Донна взяла халат и ночную рубашку и ушла в ванную, оставив дверь открытой, чтобы я послушал стоны из коридора и не скучал. Что может выйти у пятидесятипятилетнего мальчика, сильно оробевшего, с ненадежным источником энергии — телячьей головой в желудке — и немного сдвинутой студентки-богослова, с ее гигиеной на другой стороне коридора? Мой издатель Дон дал бы шоферу пятьдесят долларов сразу и пятьдесят по завершении. Ядовитые мысли об аграрной туповатости смешались с парами граппы. Но это все-таки еще не Косово — я собрал в кулак свое мужество и уставился на севильский плакат.

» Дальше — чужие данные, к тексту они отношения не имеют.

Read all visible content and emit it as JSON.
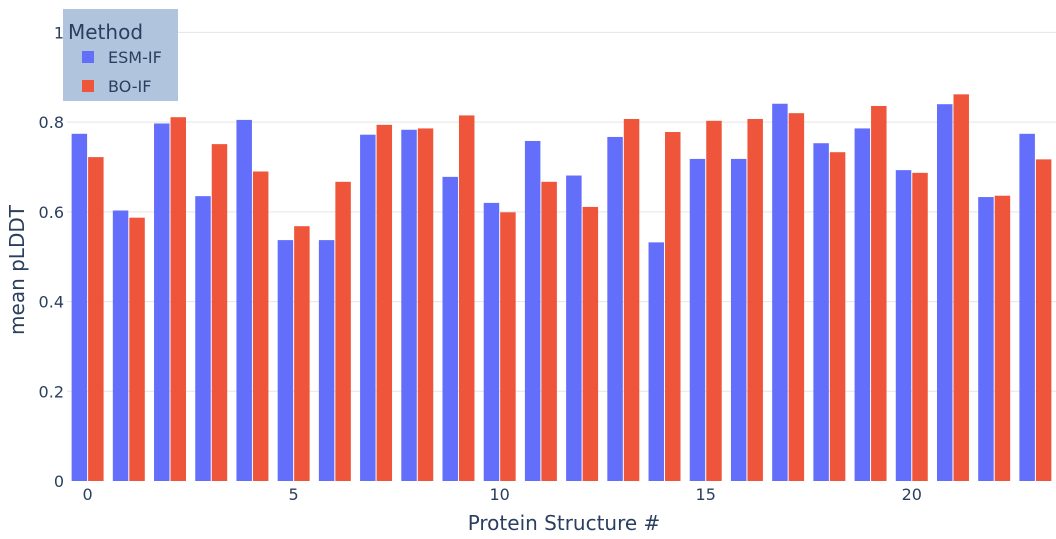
{
  "chart_data": {
    "type": "bar",
    "xlabel": "Protein Structure #",
    "ylabel": "mean pLDDT",
    "ylim": [
      0,
      1.05
    ],
    "xlim": [
      -0.5,
      23.5
    ],
    "yticks": [
      0,
      0.2,
      0.4,
      0.6,
      0.8,
      1
    ],
    "ytick_labels": [
      "0",
      "0.2",
      "0.4",
      "0.6",
      "0.8",
      "1"
    ],
    "xticks": [
      0,
      5,
      10,
      15,
      20
    ],
    "xtick_labels": [
      "0",
      "5",
      "10",
      "15",
      "20"
    ],
    "categories": [
      0,
      1,
      2,
      3,
      4,
      5,
      6,
      7,
      8,
      9,
      10,
      11,
      12,
      13,
      14,
      15,
      16,
      17,
      18,
      19,
      20,
      21,
      22,
      23
    ],
    "grid": true,
    "legend": {
      "title": "Method",
      "position": "top-left"
    },
    "series": [
      {
        "name": "ESM-IF",
        "color": "#636efa",
        "values": [
          0.774,
          0.603,
          0.797,
          0.635,
          0.805,
          0.537,
          0.537,
          0.772,
          0.783,
          0.678,
          0.62,
          0.758,
          0.681,
          0.767,
          0.532,
          0.718,
          0.718,
          0.841,
          0.753,
          0.786,
          0.693,
          0.84,
          0.633,
          0.774
        ]
      },
      {
        "name": "BO-IF",
        "color": "#ef553b",
        "values": [
          0.722,
          0.587,
          0.811,
          0.751,
          0.69,
          0.568,
          0.667,
          0.794,
          0.786,
          0.815,
          0.599,
          0.667,
          0.611,
          0.807,
          0.778,
          0.803,
          0.807,
          0.82,
          0.733,
          0.836,
          0.687,
          0.862,
          0.636,
          0.717
        ]
      }
    ]
  },
  "colors": {
    "background": "#ffffff",
    "grid": "#e5e5e5",
    "text": "#2a3f5f",
    "legend_bg": "#b0c4de"
  }
}
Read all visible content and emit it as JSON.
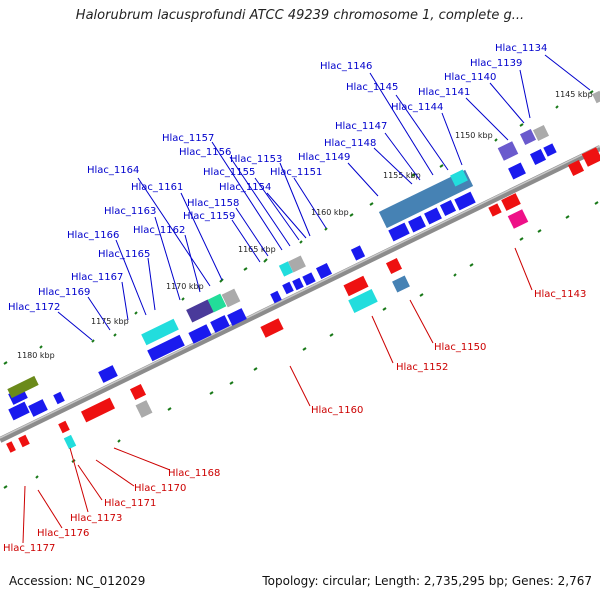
{
  "title": "Halorubrum lacusprofundi ATCC 49239 chromosome 1, complete g...",
  "footer": {
    "accession": "Accession: NC_012029",
    "summary": "Topology: circular; Length: 2,735,295 bp; Genes: 2,767"
  },
  "colors": {
    "forward_label": "#0000cc",
    "reverse_label": "#cc0000",
    "forward_gene": "#1a1aee",
    "reverse_gene": "#ee1111",
    "backbone": "#8c8c8c",
    "tick": "#1a7a1a"
  },
  "scale_labels": [
    "1145 kbp",
    "1150 kbp",
    "1155 kbp",
    "1160 kbp",
    "1165 kbp",
    "1170 kbp",
    "1175 kbp",
    "1180 kbp"
  ],
  "forward_labels": [
    "Hlac_1134",
    "Hlac_1139",
    "Hlac_1140",
    "Hlac_1141",
    "Hlac_1144",
    "Hlac_1145",
    "Hlac_1146",
    "Hlac_1147",
    "Hlac_1148",
    "Hlac_1149",
    "Hlac_1151",
    "Hlac_1153",
    "Hlac_1155",
    "Hlac_1154",
    "Hlac_1156",
    "Hlac_1157",
    "Hlac_1158",
    "Hlac_1159",
    "Hlac_1161",
    "Hlac_1162",
    "Hlac_1163",
    "Hlac_1164",
    "Hlac_1165",
    "Hlac_1166",
    "Hlac_1167",
    "Hlac_1169",
    "Hlac_1172"
  ],
  "reverse_labels": [
    "Hlac_1143",
    "Hlac_1150",
    "Hlac_1152",
    "Hlac_1160",
    "Hlac_1168",
    "Hlac_1170",
    "Hlac_1171",
    "Hlac_1173",
    "Hlac_1176",
    "Hlac_1177"
  ]
}
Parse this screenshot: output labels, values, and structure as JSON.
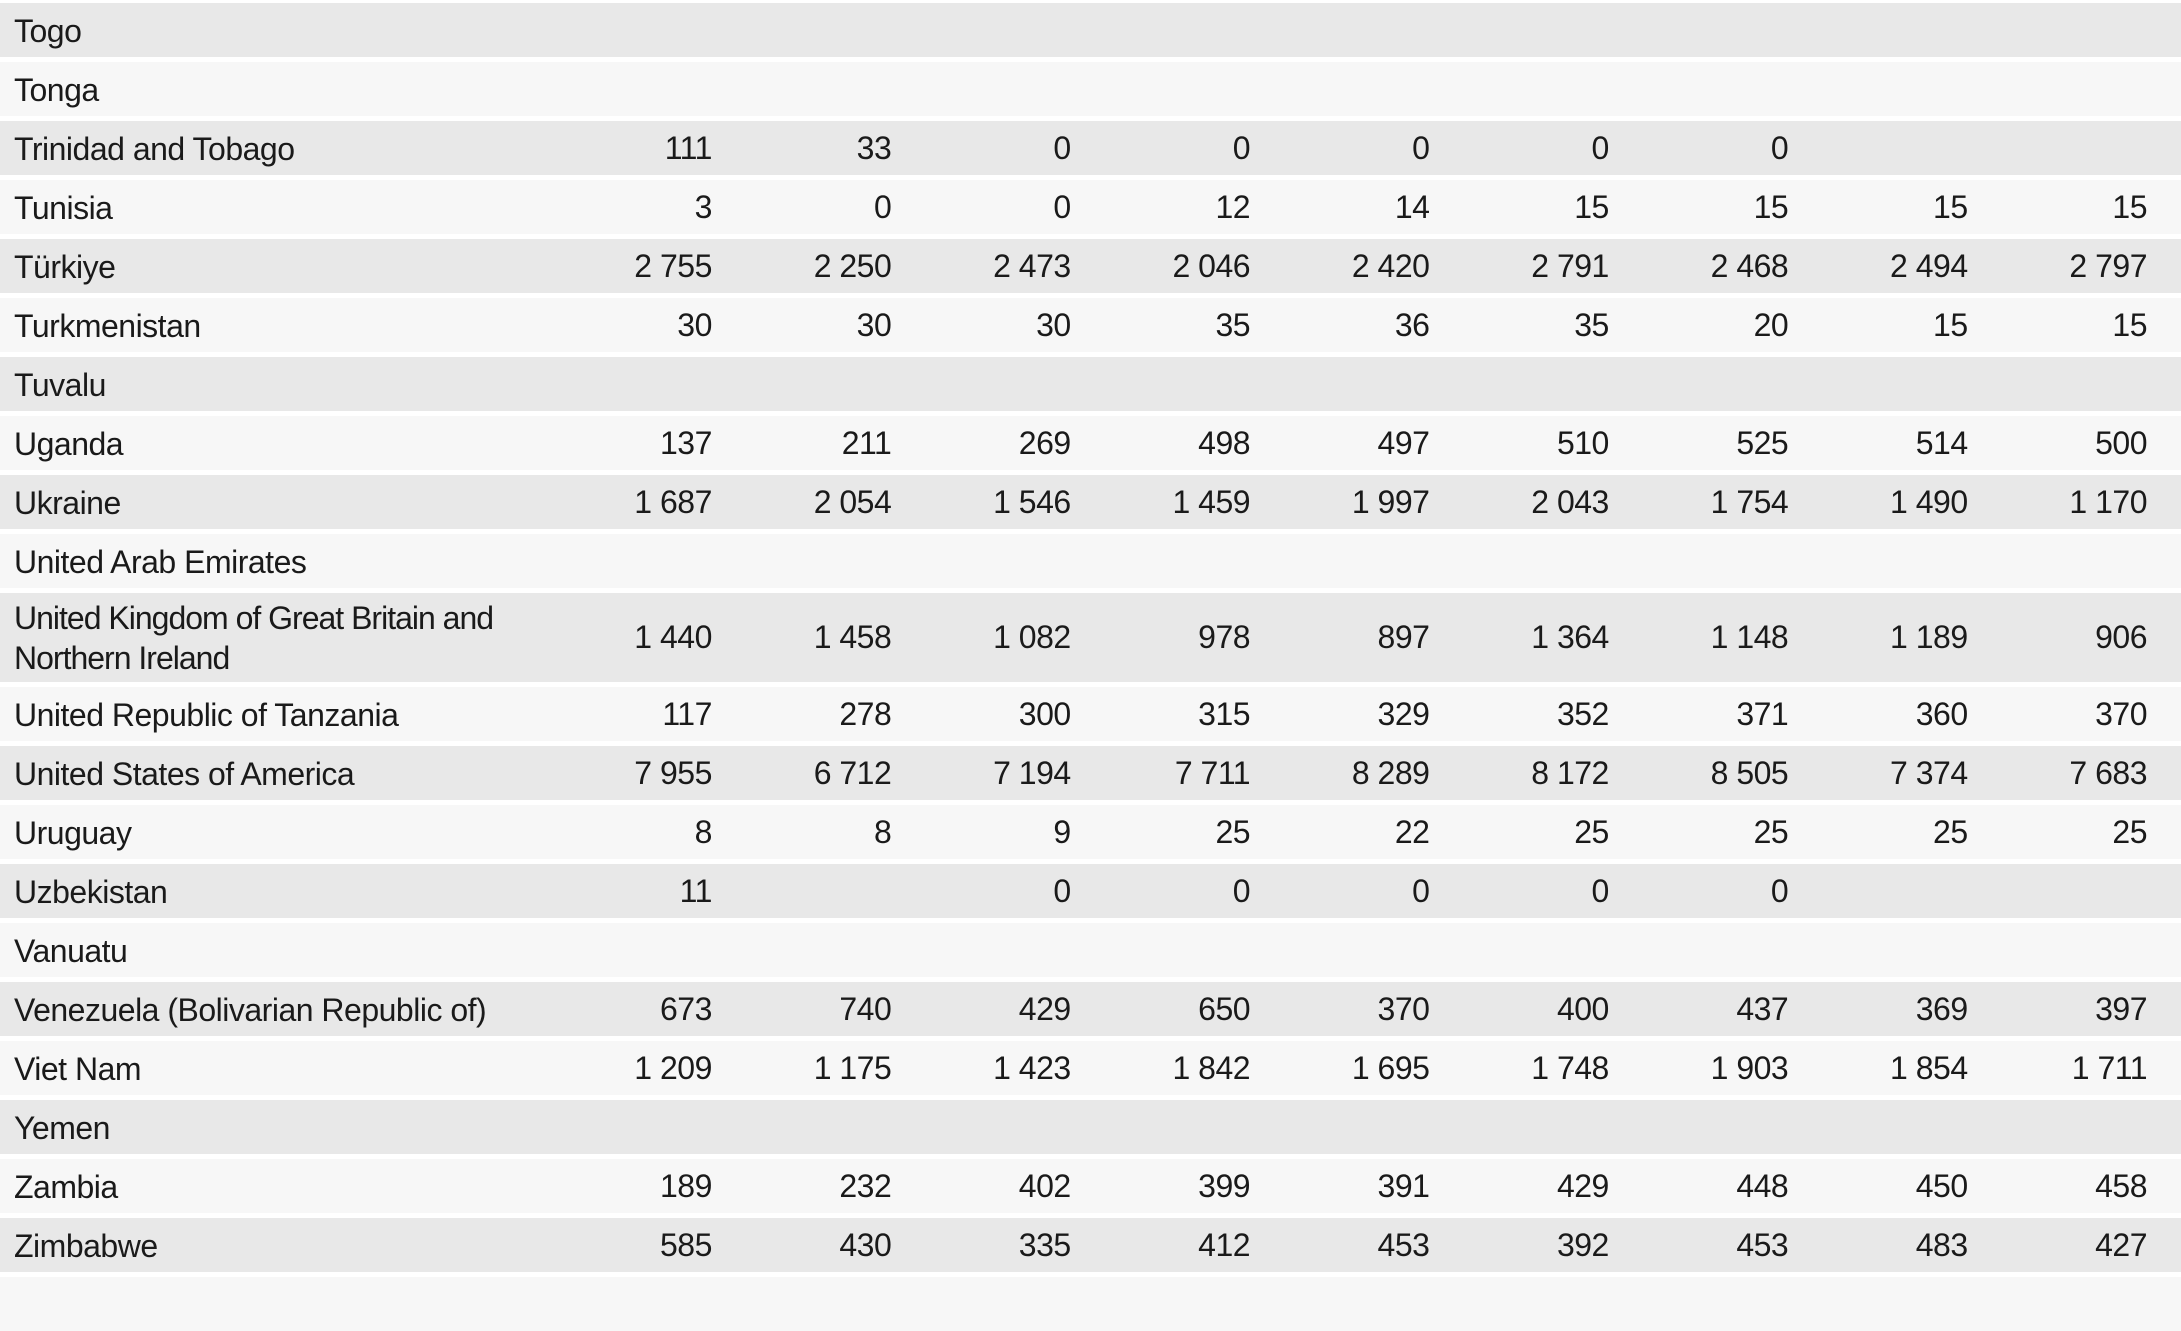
{
  "table": {
    "column_headers_visible": false,
    "value_columns_count": 9,
    "rows": [
      {
        "country": "Togo",
        "values": [
          "",
          "",
          "",
          "",
          "",
          "",
          "",
          "",
          ""
        ]
      },
      {
        "country": "Tonga",
        "values": [
          "",
          "",
          "",
          "",
          "",
          "",
          "",
          "",
          ""
        ]
      },
      {
        "country": "Trinidad and Tobago",
        "values": [
          "111",
          "33",
          "0",
          "0",
          "0",
          "0",
          "0",
          "",
          ""
        ]
      },
      {
        "country": "Tunisia",
        "values": [
          "3",
          "0",
          "0",
          "12",
          "14",
          "15",
          "15",
          "15",
          "15"
        ]
      },
      {
        "country": "Türkiye",
        "values": [
          "2 755",
          "2 250",
          "2 473",
          "2 046",
          "2 420",
          "2 791",
          "2 468",
          "2 494",
          "2 797"
        ]
      },
      {
        "country": "Turkmenistan",
        "values": [
          "30",
          "30",
          "30",
          "35",
          "36",
          "35",
          "20",
          "15",
          "15"
        ]
      },
      {
        "country": "Tuvalu",
        "values": [
          "",
          "",
          "",
          "",
          "",
          "",
          "",
          "",
          ""
        ]
      },
      {
        "country": "Uganda",
        "values": [
          "137",
          "211",
          "269",
          "498",
          "497",
          "510",
          "525",
          "514",
          "500"
        ]
      },
      {
        "country": "Ukraine",
        "values": [
          "1 687",
          "2 054",
          "1 546",
          "1 459",
          "1 997",
          "2 043",
          "1 754",
          "1 490",
          "1 170"
        ]
      },
      {
        "country": "United Arab Emirates",
        "values": [
          "",
          "",
          "",
          "",
          "",
          "",
          "",
          "",
          ""
        ]
      },
      {
        "country": "United Kingdom of Great Britain and Northern Ireland",
        "values": [
          "1 440",
          "1 458",
          "1 082",
          "978",
          "897",
          "1 364",
          "1 148",
          "1 189",
          "906"
        ]
      },
      {
        "country": "United Republic of Tanzania",
        "values": [
          "117",
          "278",
          "300",
          "315",
          "329",
          "352",
          "371",
          "360",
          "370"
        ]
      },
      {
        "country": "United States of America",
        "values": [
          "7 955",
          "6 712",
          "7 194",
          "7 711",
          "8 289",
          "8 172",
          "8 505",
          "7 374",
          "7 683"
        ]
      },
      {
        "country": "Uruguay",
        "values": [
          "8",
          "8",
          "9",
          "25",
          "22",
          "25",
          "25",
          "25",
          "25"
        ]
      },
      {
        "country": "Uzbekistan",
        "values": [
          "11",
          "",
          "0",
          "0",
          "0",
          "0",
          "0",
          "",
          ""
        ]
      },
      {
        "country": "Vanuatu",
        "values": [
          "",
          "",
          "",
          "",
          "",
          "",
          "",
          "",
          ""
        ]
      },
      {
        "country": "Venezuela (Bolivarian Republic of)",
        "values": [
          "673",
          "740",
          "429",
          "650",
          "370",
          "400",
          "437",
          "369",
          "397"
        ]
      },
      {
        "country": "Viet Nam",
        "values": [
          "1 209",
          "1 175",
          "1 423",
          "1 842",
          "1 695",
          "1 748",
          "1 903",
          "1 854",
          "1 711"
        ]
      },
      {
        "country": "Yemen",
        "values": [
          "",
          "",
          "",
          "",
          "",
          "",
          "",
          "",
          ""
        ]
      },
      {
        "country": "Zambia",
        "values": [
          "189",
          "232",
          "402",
          "399",
          "391",
          "429",
          "448",
          "450",
          "458"
        ]
      },
      {
        "country": "Zimbabwe",
        "values": [
          "585",
          "430",
          "335",
          "412",
          "453",
          "392",
          "453",
          "483",
          "427"
        ]
      }
    ]
  },
  "chart_data": {
    "type": "table",
    "title": "",
    "notes": "Scrolled view of a country statistics table, countries Togo through Zimbabwe; 9 unlabeled numeric columns (headers outside visible area); blank cells indicate no data",
    "categories": [
      "Togo",
      "Tonga",
      "Trinidad and Tobago",
      "Tunisia",
      "Türkiye",
      "Turkmenistan",
      "Tuvalu",
      "Uganda",
      "Ukraine",
      "United Arab Emirates",
      "United Kingdom of Great Britain and Northern Ireland",
      "United Republic of Tanzania",
      "United States of America",
      "Uruguay",
      "Uzbekistan",
      "Vanuatu",
      "Venezuela (Bolivarian Republic of)",
      "Viet Nam",
      "Yemen",
      "Zambia",
      "Zimbabwe"
    ],
    "rows": [
      {
        "country": "Togo",
        "values": [
          null,
          null,
          null,
          null,
          null,
          null,
          null,
          null,
          null
        ]
      },
      {
        "country": "Tonga",
        "values": [
          null,
          null,
          null,
          null,
          null,
          null,
          null,
          null,
          null
        ]
      },
      {
        "country": "Trinidad and Tobago",
        "values": [
          111,
          33,
          0,
          0,
          0,
          0,
          0,
          null,
          null
        ]
      },
      {
        "country": "Tunisia",
        "values": [
          3,
          0,
          0,
          12,
          14,
          15,
          15,
          15,
          15
        ]
      },
      {
        "country": "Türkiye",
        "values": [
          2755,
          2250,
          2473,
          2046,
          2420,
          2791,
          2468,
          2494,
          2797
        ]
      },
      {
        "country": "Turkmenistan",
        "values": [
          30,
          30,
          30,
          35,
          36,
          35,
          20,
          15,
          15
        ]
      },
      {
        "country": "Tuvalu",
        "values": [
          null,
          null,
          null,
          null,
          null,
          null,
          null,
          null,
          null
        ]
      },
      {
        "country": "Uganda",
        "values": [
          137,
          211,
          269,
          498,
          497,
          510,
          525,
          514,
          500
        ]
      },
      {
        "country": "Ukraine",
        "values": [
          1687,
          2054,
          1546,
          1459,
          1997,
          2043,
          1754,
          1490,
          1170
        ]
      },
      {
        "country": "United Arab Emirates",
        "values": [
          null,
          null,
          null,
          null,
          null,
          null,
          null,
          null,
          null
        ]
      },
      {
        "country": "United Kingdom of Great Britain and Northern Ireland",
        "values": [
          1440,
          1458,
          1082,
          978,
          897,
          1364,
          1148,
          1189,
          906
        ]
      },
      {
        "country": "United Republic of Tanzania",
        "values": [
          117,
          278,
          300,
          315,
          329,
          352,
          371,
          360,
          370
        ]
      },
      {
        "country": "United States of America",
        "values": [
          7955,
          6712,
          7194,
          7711,
          8289,
          8172,
          8505,
          7374,
          7683
        ]
      },
      {
        "country": "Uruguay",
        "values": [
          8,
          8,
          9,
          25,
          22,
          25,
          25,
          25,
          25
        ]
      },
      {
        "country": "Uzbekistan",
        "values": [
          11,
          null,
          0,
          0,
          0,
          0,
          0,
          null,
          null
        ]
      },
      {
        "country": "Vanuatu",
        "values": [
          null,
          null,
          null,
          null,
          null,
          null,
          null,
          null,
          null
        ]
      },
      {
        "country": "Venezuela (Bolivarian Republic of)",
        "values": [
          673,
          740,
          429,
          650,
          370,
          400,
          437,
          369,
          397
        ]
      },
      {
        "country": "Viet Nam",
        "values": [
          1209,
          1175,
          1423,
          1842,
          1695,
          1748,
          1903,
          1854,
          1711
        ]
      },
      {
        "country": "Yemen",
        "values": [
          null,
          null,
          null,
          null,
          null,
          null,
          null,
          null,
          null
        ]
      },
      {
        "country": "Zambia",
        "values": [
          189,
          232,
          402,
          399,
          391,
          429,
          448,
          450,
          458
        ]
      },
      {
        "country": "Zimbabwe",
        "values": [
          585,
          430,
          335,
          412,
          453,
          392,
          453,
          483,
          427
        ]
      }
    ]
  },
  "colors": {
    "row_shade_dark": "#e8e8e8",
    "row_shade_light": "#f7f7f7",
    "text": "#1a1a1a",
    "background": "#ffffff"
  }
}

В молодые мои девятнадцать лет я разрывался в мечтах между Севильей и Барселоной. Собирался даже попроситься на ночь в тюремную камеру Мигеля Эрнандеса, где бы она ни была. Мрачные стены вдохнут в меня дух его поэзии. Самые энергичные изыскания в моей жизни посвящены были этим двум городам, и, сидя в спартанском жилище Донны, я постепенно сообразил, что и у меня был этот самый плакат с севильской корридой. Я твердо намеревался пройти по берегам Гвадалквивира от Севильи до Кордовы, не обязательно ведя под уздцы дружелюбного ослика, хотя идея эта мелькала даже в шестидесятые годы. В Севилье я непременно поселился бы в районе Триана, возможно с красивой цыганской девушкой. В теплые весенние дни она спала бы голой, завернувшись в мантилью, с розой в волосах. Я помню, как упивался «Путешествием в Испанию» Теофиля Готье и верил каждому слову, хотя преподаватель испанского сказал мне, что все это по большей части вздор. Я мучил своих соседей по общежитию, без конца заводя испанскую классическую музыку и фламенко. Двумя голосами против одного мои музыкальные вкусы были выдворены из кухни и общей комнаты в мою.